Kongsberg has tested and verified a full-scale, full-size, zero-emissions drivetrain powered by hydrogen fuel cells designed for ships and ferries. The program is the third and final part of the EU-funded project HySeas (HySeas III) which has been running since 2013 to prepare and demonstrate a scalable hydrogen system for ships and ferries. Kongsberg has been the technical lead of the project, which has involved participants from Scotland, Denmark, France, Germany, Sweden and England.

Such testing (string testing) involves assembling all of the key powertrain components and testing them as a system, usually on the factory floor and prior to the commencement of any ship building. This process is used to mitigate risk by fully validating the vessel’s powertrain prior to committing to full vessel build cost. Both stress and durability testing can be carried out with minimal risk.

The HySeas III string test consists of the following components:

  • Fuel cell system (consisting of 6 100kW Ballard HD-100 fuel cells)
  • Lithium-ion batteries
  • 2 Multidrives
  • Transformers
  • Switchboards
  • Variable load banks to simulate azimuth and bow thrusters
  • Hydrogen storage and piping
  • Cooling system
  • Safety, Alarm and detection systems
  • Battery firefighting systems
  • Energy management and control system
  • Data logging system

String-test

The comprehensive testing regime has been designed by Kongsberg Maritime to investigate whether the system would be suitable for handling and responding to demands that normally occur during normal sea-going operations. These operating profiles will include the expected load changes during three modes: transit, harbor, and maneuvering. The extended and exhaustive testing over several months is also intended to test safety, load response, transient response, and emergency situations of the system.
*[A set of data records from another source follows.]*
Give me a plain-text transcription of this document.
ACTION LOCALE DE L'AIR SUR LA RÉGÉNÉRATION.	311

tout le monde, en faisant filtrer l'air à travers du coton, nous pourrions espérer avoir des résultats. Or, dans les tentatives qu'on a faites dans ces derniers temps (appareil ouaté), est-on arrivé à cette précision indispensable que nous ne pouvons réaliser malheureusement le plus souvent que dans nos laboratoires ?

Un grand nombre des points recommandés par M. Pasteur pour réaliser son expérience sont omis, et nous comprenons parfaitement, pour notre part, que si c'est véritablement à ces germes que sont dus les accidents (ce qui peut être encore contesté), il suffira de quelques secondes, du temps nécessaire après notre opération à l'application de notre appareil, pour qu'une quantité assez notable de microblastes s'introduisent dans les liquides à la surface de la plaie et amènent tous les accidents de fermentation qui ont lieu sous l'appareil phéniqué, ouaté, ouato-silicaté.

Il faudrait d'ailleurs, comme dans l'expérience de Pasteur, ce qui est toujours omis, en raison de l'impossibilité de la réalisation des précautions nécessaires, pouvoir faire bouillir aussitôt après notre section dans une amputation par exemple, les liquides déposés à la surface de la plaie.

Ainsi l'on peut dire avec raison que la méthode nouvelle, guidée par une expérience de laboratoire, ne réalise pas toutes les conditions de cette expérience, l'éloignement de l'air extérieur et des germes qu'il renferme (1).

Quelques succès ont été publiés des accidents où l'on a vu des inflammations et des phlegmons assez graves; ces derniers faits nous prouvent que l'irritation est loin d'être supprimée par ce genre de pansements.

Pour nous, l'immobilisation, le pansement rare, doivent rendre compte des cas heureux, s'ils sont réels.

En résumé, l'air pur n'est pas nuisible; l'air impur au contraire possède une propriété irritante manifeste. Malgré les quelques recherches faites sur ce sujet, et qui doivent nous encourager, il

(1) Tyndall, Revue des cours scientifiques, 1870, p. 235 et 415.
In this final stage, Kongsberg has built a full-scale electric propulsion system based on hydrogen-powered fuel cells at Ågotnes outside Bergen. The system will now undertake a 4-month testing program for validation purposes with the aim of verifying the final design for an H2-powered RoPax ferry.

The testing mirrors the operational loads which would be experienced by a vessel on a route between Kirkwall and Shapinsay in Orkney. It will confirm safe operation and power and fuel capacity requirements, together with other valuable information to feed back to the vessel design team at Caledonian Maritime Assets Ltd (CMAL) in Scotland.

CMAL plans to complete the design in March 2022. Hydrogen fuel will be generated through wind power at the ferry port.